DAS PERFEKTE GEHEIMNIS fährt nun in demselben Fahrwasser und ähnelt DER VORNAME in vielerlei Hinsicht. Auch er legt den Fokus auf ein dialoglastiges Kammerspiel mit grandiosen Schauspielern – und kann damit überzeugen! So ein Film steht und fällt mit den Schauspielern. Der Cast ist erstaunlich: Karoline Herfurth, Elyas M‘Barek, Florian David Fitz, Jella Haase, Frederick Lau, Jessica Schwarz und Wotan Wilke Möhring. Diese Truppe schafft es, Authentizität zu schaffen und kleine Schwächen im Drehbuch aufzufangen.

Das perfekte Geheimnis_Blu-Ray-Cover

INHALT

Sieben Freunde treffen sich zum gemeinsamen Abendessen. Die vier Männer sind seit der Schulzeit die besten Freunde, die drei Frauen (der Anhang der Männer) gehören mittlerweile zur Clique dazu. Kurz vor dem Essen kommt eine Spielidee auf: Jeder legt sein Smartphone offen auf den Tisch. Alle Nachrichten werden laut vorgelesen, alle eingehenden Bilder gezeigt und alle Anrufe auf Lautsprecher gestellt.

Widerwillig stimmt einer nach dem anderen zu. Natürlich haben alle Beteiligten Geheimnisse, die besser nicht rauskommen sollten – mal größerer, mal kleinerer Natur. Doch jetzt kommt alles – irgendwie im wahrsten Sinne des Wortes – auf den Tisch. Nach und nach kommen die geheimen Hintergründe heraus. Jetzt ist die Frage, wie gut die Beziehungen der Freunde zueinander und zu ihren Frauen sind. Halten sie die unangenehme Wahrheit aus?

FAZIT

Die Ausgangsidee (übrigens zuerst im italienischen Film PERFETTI SCONOCIUTI umgesetzt, DAS PERFEKTE GEHEIMNIS ist nur das deutsche Remake) ist recht simpel. Umso schöner ist es, dass sie klug umgesetzt wurde. Es werden einige Themen und Probleme angesprochen (die aus Spoilergründen hier nicht näher beleuchtet werden sollen). Manchmal wirkt der Film fast schon überladen. So manch gelüftetes Geheimnis hätte schon allein genug Konfrontation für einen ganzen Spielfilm geboten, hier werden Dutzende solcher Probleme abgehandelt. Doch stört diese Vielzahl an angesprochenen oder nur kurz angeschnittenen Themen nicht. Zum einen wegen der grandiosen Schauspieler, die ausnahmslos überzeugen. Sie wirken dagegen, wo das Drehbuch etwas zu schnell ist oder zu viel will. Zum anderen aber auch, weil die Lüftung der Geheimnisse klug vorbereitet werden und Missverständnisse und Täuschungen nochmal weitere Spannungselemente hinzufügen.

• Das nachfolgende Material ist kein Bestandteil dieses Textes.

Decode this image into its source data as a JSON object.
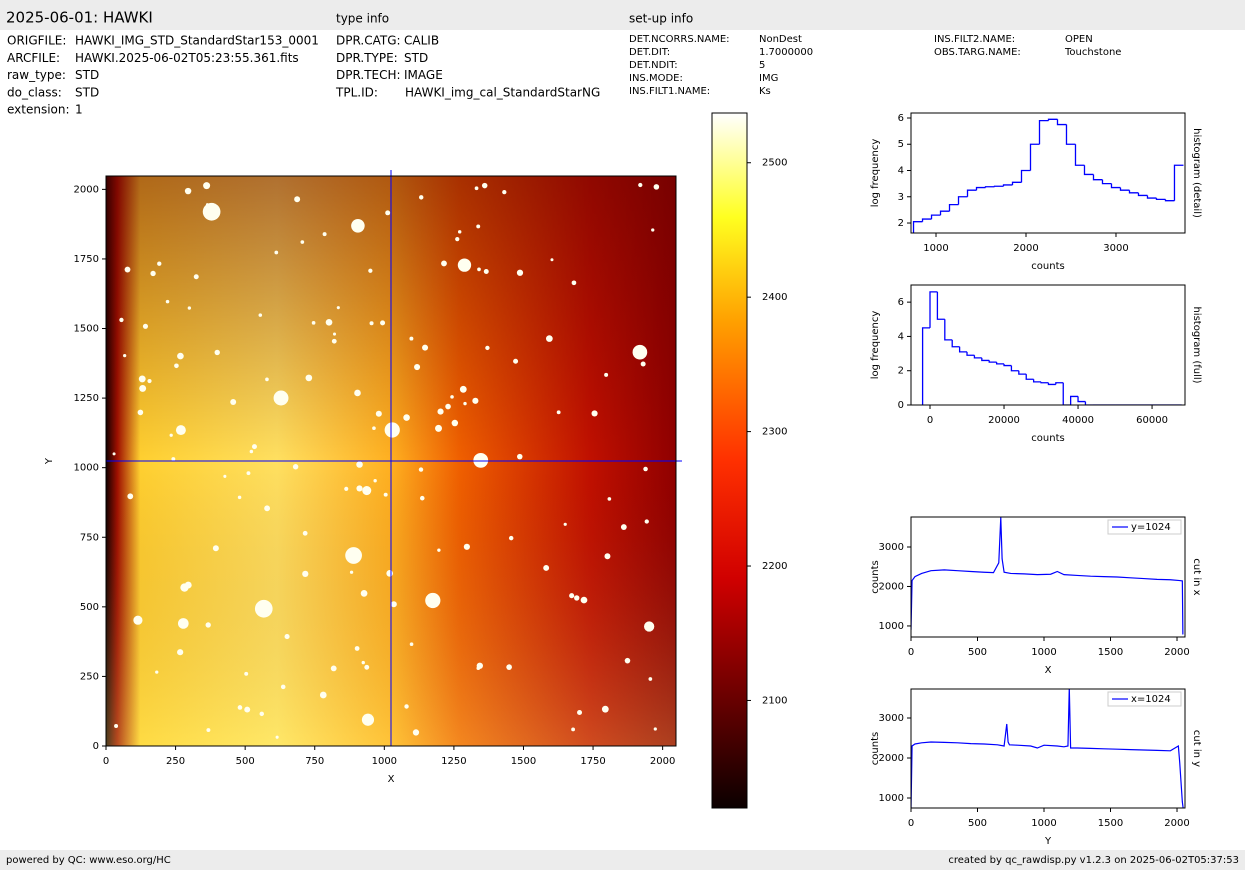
{
  "header": {
    "title": "2025-06-01: HAWKI",
    "type_heading": "type info",
    "setup_heading": "set-up info"
  },
  "file_info": [
    [
      "ORIGFILE:",
      "HAWKI_IMG_STD_StandardStar153_0001"
    ],
    [
      "ARCFILE:",
      "HAWKI.2025-06-02T05:23:55.361.fits"
    ],
    [
      "raw_type:",
      "STD"
    ],
    [
      "do_class:",
      "STD"
    ],
    [
      "extension:",
      "1"
    ]
  ],
  "type_info": [
    [
      "DPR.CATG:",
      "CALIB"
    ],
    [
      "DPR.TYPE:",
      "STD"
    ],
    [
      "DPR.TECH:",
      "IMAGE"
    ],
    [
      "TPL.ID:",
      "HAWKI_img_cal_StandardStarNG"
    ]
  ],
  "setup_info": [
    [
      [
        "DET.NCORRS.NAME:",
        "NonDest"
      ],
      [
        "DET.DIT:",
        "1.7000000"
      ],
      [
        "DET.NDIT:",
        "5"
      ],
      [
        "INS.MODE:",
        "IMG"
      ],
      [
        "INS.FILT1.NAME:",
        "Ks"
      ]
    ],
    [
      [
        "INS.FILT2.NAME:",
        "OPEN"
      ],
      [
        "OBS.TARG.NAME:",
        "Touchstone"
      ]
    ]
  ],
  "footer": {
    "left": "powered by QC: www.eso.org/HC",
    "right": "created by qc_rawdisp.py v1.2.3 on 2025-06-02T05:37:53"
  },
  "chart_data": [
    {
      "type": "image",
      "xlabel": "X",
      "ylabel": "Y",
      "xlim": [
        0,
        2048
      ],
      "ylim": [
        0,
        2048
      ],
      "xticks": [
        0,
        250,
        500,
        750,
        1000,
        1250,
        1500,
        1750,
        2000
      ],
      "yticks": [
        0,
        250,
        500,
        750,
        1000,
        1250,
        1500,
        1750,
        2000
      ],
      "crosshair": {
        "x": 1024,
        "y": 1024
      },
      "crosshair_color": "#0000ff"
    },
    {
      "type": "colorbar",
      "ylim": [
        2020,
        2537
      ],
      "yticks": [
        2100,
        2200,
        2300,
        2400,
        2500
      ]
    },
    {
      "type": "histogram",
      "xlabel": "counts",
      "ylabel": "log frequency",
      "side_label": "histogram (detail)",
      "color": "#0000ff",
      "xlim": [
        722,
        3767
      ],
      "ylim": [
        1.62,
        6.19
      ],
      "xticks": [
        1000,
        2000,
        3000
      ],
      "yticks": [
        2,
        3,
        4,
        5,
        6
      ],
      "bins": [
        750,
        850,
        950,
        1050,
        1150,
        1250,
        1350,
        1450,
        1550,
        1650,
        1750,
        1850,
        1950,
        2050,
        2150,
        2250,
        2350,
        2450,
        2550,
        2650,
        2750,
        2850,
        2950,
        3050,
        3150,
        3250,
        3350,
        3450,
        3550,
        3650,
        3750
      ],
      "counts": [
        2.05,
        2.15,
        2.3,
        2.45,
        2.7,
        3.0,
        3.25,
        3.35,
        3.38,
        3.4,
        3.45,
        3.55,
        4.0,
        5.0,
        5.9,
        5.95,
        5.75,
        5.0,
        4.2,
        3.85,
        3.65,
        3.5,
        3.35,
        3.25,
        3.15,
        3.05,
        2.95,
        2.9,
        2.85,
        4.2
      ]
    },
    {
      "type": "histogram",
      "xlabel": "counts",
      "ylabel": "log frequency",
      "side_label": "histogram (full)",
      "color": "#0000ff",
      "xlim": [
        -5135,
        68900
      ],
      "ylim": [
        0,
        7
      ],
      "xticks": [
        0,
        20000,
        40000,
        60000
      ],
      "yticks": [
        0,
        2,
        4,
        6
      ],
      "bins": [
        -2000,
        0,
        2000,
        4000,
        6000,
        8000,
        10000,
        12000,
        14000,
        16000,
        18000,
        20000,
        22000,
        24000,
        26000,
        28000,
        30000,
        32000,
        34000,
        36000,
        38000,
        40000,
        42000,
        44000,
        46000,
        48000,
        50000,
        52000,
        54000,
        56000,
        58000,
        60000,
        62000,
        64000,
        66000,
        68000
      ],
      "counts": [
        4.5,
        6.6,
        5.0,
        3.8,
        3.4,
        3.1,
        2.9,
        2.75,
        2.6,
        2.5,
        2.4,
        2.3,
        2.0,
        1.8,
        1.5,
        1.35,
        1.3,
        1.2,
        1.3,
        0,
        0.5,
        0.2,
        0,
        0,
        0,
        0,
        0,
        0,
        0,
        0,
        0,
        0,
        0,
        0,
        0
      ]
    },
    {
      "type": "line",
      "xlabel": "X",
      "ylabel": "counts",
      "side_label": "cut in x",
      "xlim": [
        0,
        2060
      ],
      "ylim": [
        720,
        3760
      ],
      "xticks": [
        0,
        500,
        1000,
        1500,
        2000
      ],
      "yticks": [
        1000,
        2000,
        3000
      ],
      "x": [
        0,
        8,
        30,
        80,
        150,
        250,
        350,
        450,
        550,
        620,
        660,
        675,
        685,
        700,
        750,
        850,
        950,
        1050,
        1100,
        1150,
        1250,
        1350,
        1450,
        1550,
        1650,
        1750,
        1850,
        1950,
        2020,
        2040,
        2044,
        2048
      ],
      "series": [
        {
          "name": "y=1024",
          "color": "#0000ff",
          "values": [
            900,
            2150,
            2250,
            2330,
            2400,
            2420,
            2400,
            2380,
            2360,
            2350,
            2600,
            3750,
            2700,
            2360,
            2330,
            2320,
            2300,
            2310,
            2380,
            2300,
            2280,
            2260,
            2250,
            2240,
            2220,
            2200,
            2180,
            2170,
            2150,
            2140,
            800,
            800
          ]
        }
      ]
    },
    {
      "type": "line",
      "xlabel": "Y",
      "ylabel": "counts",
      "side_label": "cut in y",
      "xlim": [
        0,
        2060
      ],
      "ylim": [
        750,
        3725
      ],
      "xticks": [
        0,
        500,
        1000,
        1500,
        2000
      ],
      "yticks": [
        1000,
        2000,
        3000
      ],
      "x": [
        0,
        8,
        30,
        80,
        150,
        250,
        350,
        450,
        550,
        650,
        700,
        720,
        730,
        740,
        800,
        900,
        950,
        1000,
        1100,
        1150,
        1180,
        1190,
        1200,
        1250,
        1350,
        1450,
        1550,
        1650,
        1750,
        1850,
        1950,
        2010,
        2020,
        2040,
        2048
      ],
      "series": [
        {
          "name": "x=1024",
          "color": "#0000ff",
          "values": [
            700,
            2300,
            2350,
            2380,
            2400,
            2390,
            2380,
            2360,
            2350,
            2330,
            2300,
            2850,
            2400,
            2330,
            2320,
            2300,
            2250,
            2320,
            2300,
            2280,
            2300,
            3760,
            2250,
            2250,
            2240,
            2230,
            2220,
            2210,
            2200,
            2190,
            2180,
            2300,
            1900,
            900,
            700
          ]
        }
      ]
    }
  ]
}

Jeder kennt es, wenn in einer Gruppe etwas gesagt wird, das eine Linie überschreitet, und die Stimmung plötzlich kippt. Diese unangenehme Atmosphäre stellt DAS PERFEKTE GEHEIMNIS mehrfach absolut authentisch dar, vor allem dank der Leistung der Schauspieler. Dieses Unwohlsein überträgt sich schnell auf den Zuschauer, sodass er nicht ruhig in seinem Sessel sitzt, sondern fast durchgehend eine Angespanntheit spürt – was aber nicht daran hindert, bei den zahlreichen gelungenen Gags laut und vielleicht auch etwas erlöst zu lachen.

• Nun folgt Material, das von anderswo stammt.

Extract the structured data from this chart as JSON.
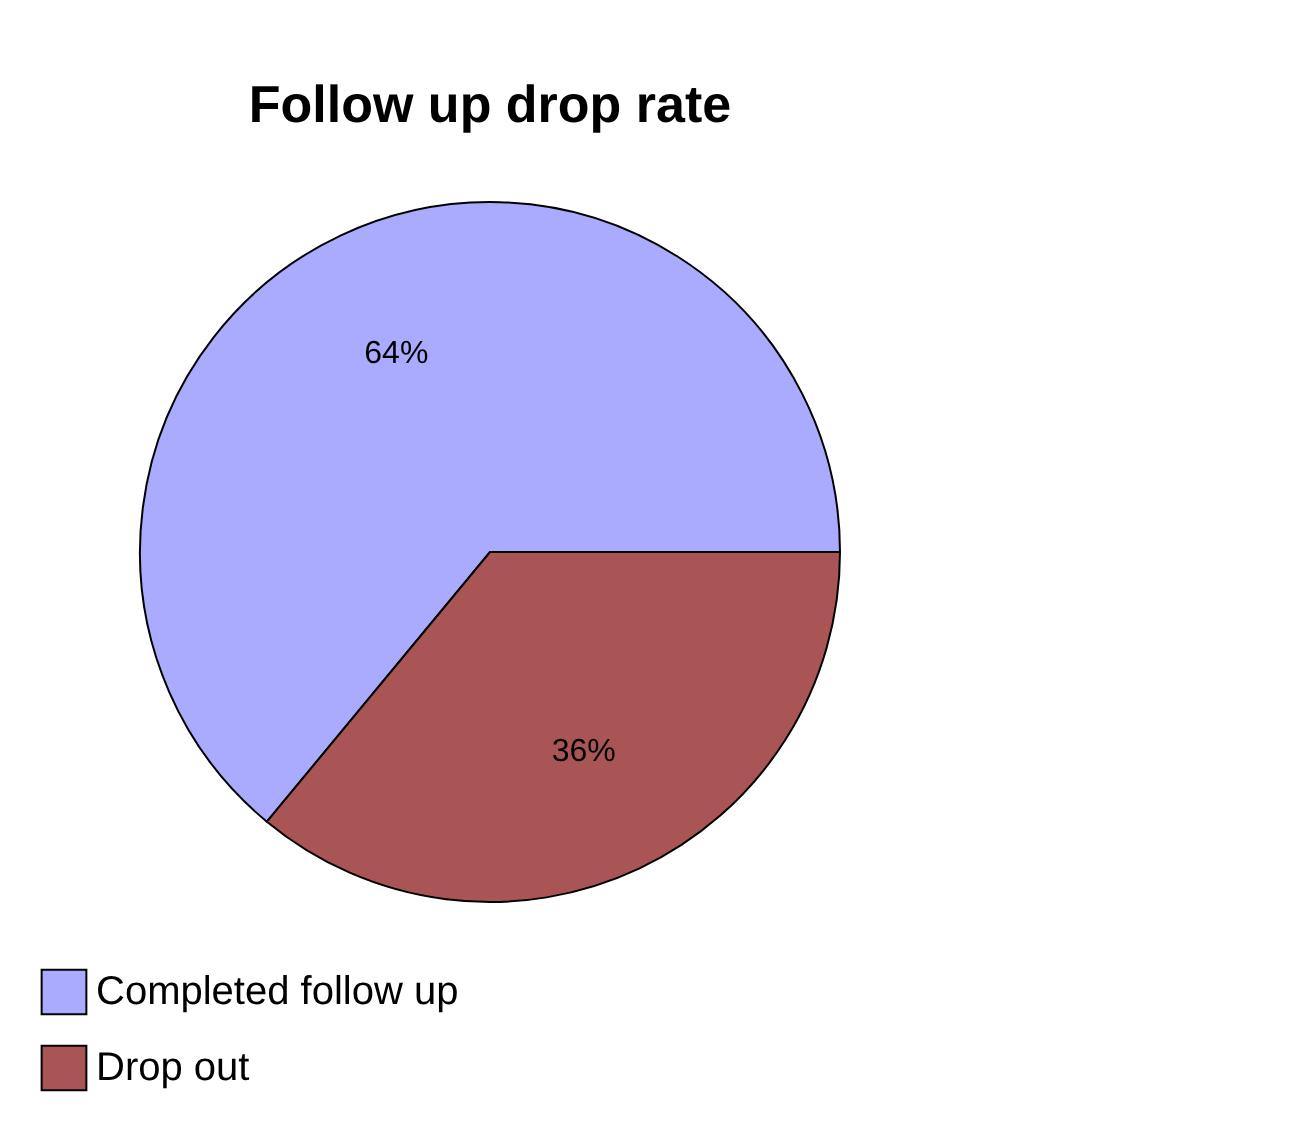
{
  "chart_data": {
    "type": "pie",
    "title": "Follow up drop rate",
    "categories": [
      "Completed follow up",
      "Drop out"
    ],
    "values": [
      64,
      36
    ],
    "colors": [
      "#aaaaff",
      "#aa5555"
    ],
    "value_labels": [
      "64%",
      "36%"
    ],
    "legend": "bottom"
  }
}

In mehreren Kritiken zum Kinostart wurde der Komödie Schwulenfeindlichkeit unterstellt, was wirklich absurd ist. Diese Kritiken konnten offensichtlich nicht unterscheiden zwischen Aussagen, die die Figuren tätigen, und Aussagen, die der Film macht. Das ist aber ein gewaltiger Unterschied. DAS PERFEKTE GEHEIMNIS positioniert sich ganz klar. Auf beeindruckende Weise stellt er die Macho-Männer bloß, die sich selbst als tolerant und aufgeklärt sehen, durch ihr Schwuchtel- und Tucke-Gerede aber zeigen, dass sie genau das nicht sind. In jedem schwelen eine latente Homophobie und klischeehafte Vorurteile, übrigens auch in einer der Frauen. Sehr schön zeigt die Komödie, wie die Figuren selbst ihre Homophobie abstreiten und wahrscheinlich wirklich nicht wahrnehmen, wie sie aber auf denjenigen wirkt, der betroffen ist. Damit spricht sich der Film klar dafür aus, dass jeder auch sein eigenes Gerede, seine eigenen Gedanken prüfen sollte. Wer dem Film Homophobie unterstellt, hat ihn offensichtlich nicht verstanden.

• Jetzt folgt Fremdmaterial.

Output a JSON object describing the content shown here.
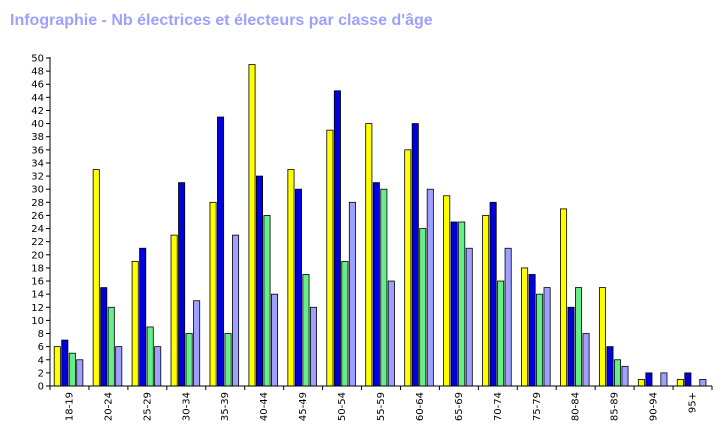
{
  "chart_data": {
    "type": "bar",
    "title": "Infographie - Nb électrices et électeurs par classe d'âge",
    "xlabel": "",
    "ylabel": "",
    "ylim": [
      0,
      50
    ],
    "yticks": [
      0,
      2,
      4,
      6,
      8,
      10,
      12,
      14,
      16,
      18,
      20,
      22,
      24,
      26,
      28,
      30,
      32,
      34,
      36,
      38,
      40,
      42,
      44,
      46,
      48,
      50
    ],
    "grid": false,
    "legend": "none",
    "categories": [
      "18-19",
      "20-24",
      "25-29",
      "30-34",
      "35-39",
      "40-44",
      "45-49",
      "50-54",
      "55-59",
      "60-64",
      "65-69",
      "70-74",
      "75-79",
      "80-84",
      "85-89",
      "90-94",
      "95+"
    ],
    "series": [
      {
        "color": "#ffff00",
        "values": [
          6,
          33,
          19,
          23,
          28,
          49,
          33,
          39,
          40,
          36,
          29,
          26,
          18,
          27,
          15,
          1,
          1
        ]
      },
      {
        "color": "#0000dd",
        "values": [
          7,
          15,
          21,
          31,
          41,
          32,
          30,
          45,
          31,
          40,
          25,
          28,
          17,
          12,
          6,
          2,
          2
        ]
      },
      {
        "color": "#66ee88",
        "values": [
          5,
          12,
          9,
          8,
          8,
          26,
          17,
          19,
          30,
          24,
          25,
          16,
          14,
          15,
          4,
          0,
          0
        ]
      },
      {
        "color": "#9f9fff",
        "values": [
          4,
          6,
          6,
          13,
          23,
          14,
          12,
          28,
          16,
          30,
          21,
          21,
          15,
          8,
          3,
          2,
          1
        ]
      }
    ]
  }
}
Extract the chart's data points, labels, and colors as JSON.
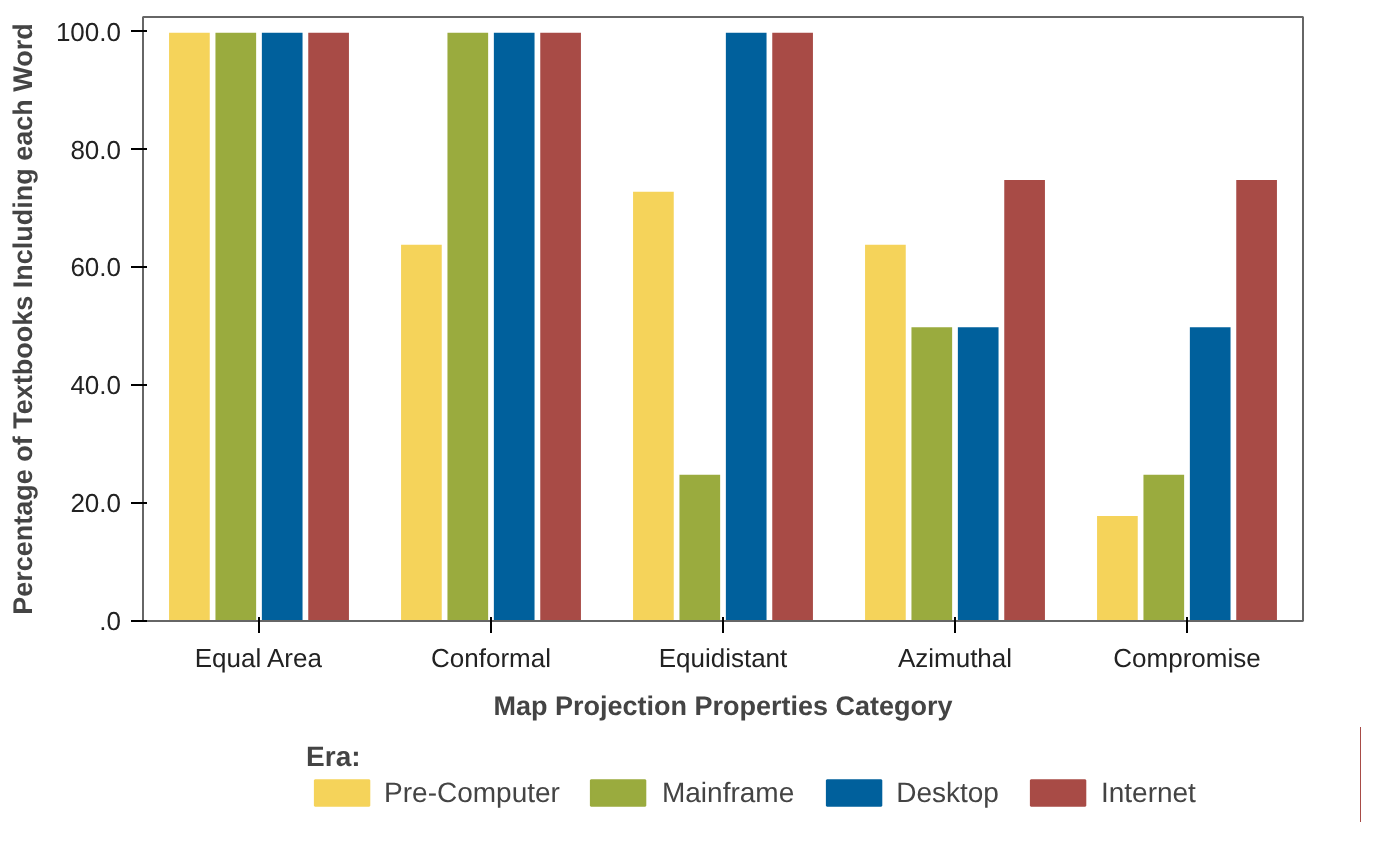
{
  "chart_data": {
    "type": "bar",
    "xlabel": "Map Projection Properties Category",
    "ylabel": "Percentage of Textbooks Including each Word",
    "legend_title": "Era:",
    "categories": [
      "Equal Area",
      "Conformal",
      "Equidistant",
      "Azimuthal",
      "Compromise"
    ],
    "series": [
      {
        "name": "Pre-Computer",
        "color": "#f5d35a",
        "values": [
          100,
          64,
          73,
          64,
          18
        ]
      },
      {
        "name": "Mainframe",
        "color": "#9aab3e",
        "values": [
          100,
          100,
          25,
          50,
          25
        ]
      },
      {
        "name": "Desktop",
        "color": "#00609c",
        "values": [
          100,
          100,
          100,
          50,
          50
        ]
      },
      {
        "name": "Internet",
        "color": "#a84b46",
        "values": [
          100,
          100,
          100,
          75,
          75
        ]
      }
    ],
    "ylim": [
      0,
      102.5
    ],
    "yticks": [
      {
        "value": 0,
        "label": ".0"
      },
      {
        "value": 20,
        "label": "20.0"
      },
      {
        "value": 40,
        "label": "40.0"
      },
      {
        "value": 60,
        "label": "60.0"
      },
      {
        "value": 80,
        "label": "80.0"
      },
      {
        "value": 100,
        "label": "100.0"
      }
    ],
    "grid": false,
    "legend": "bottom"
  }
}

So hervorragend DAS PERFEKTE GEHEIMNIS ist – so witzig, gesellschaftskritisch, klug, pointenreich, echt – so bedauerlich ist es, dass er nicht weiß, wann er enden sollte. Am klügsten wäre es gewesen, den Abspann zu bringen, sobald die Figuren nach dem Spiel die Wohnung verlassen haben. Doch die Komödie führt ihre Handlung unnötigerweise noch zehn Minuten weiter fort und torpediert sich dabei selbst. In diesen letzten Filmminuten macht der Film alles zunichte, was er vorher so gelungen aufgebaut und errichtet hatte. Die getroffenen Aussagen werden ad absurdum geführt, indem zugunsten eines unglaubwürdigen Happy Ends die Macho-Kultur, die zuvor zurecht bloßgestellt wurde, plötzlich als Lösung der Probleme dargestellt wird. Außerdem ist die Annahme, dass die Männer, die solch tiefgreifende Vertrauensbrüche ihrer Kumpels erfahren haben, danach wieder Best Friends werden, ziemlich naiv. Selten hat man sich so über einen katastrophal misslungenen Schluss geärgert.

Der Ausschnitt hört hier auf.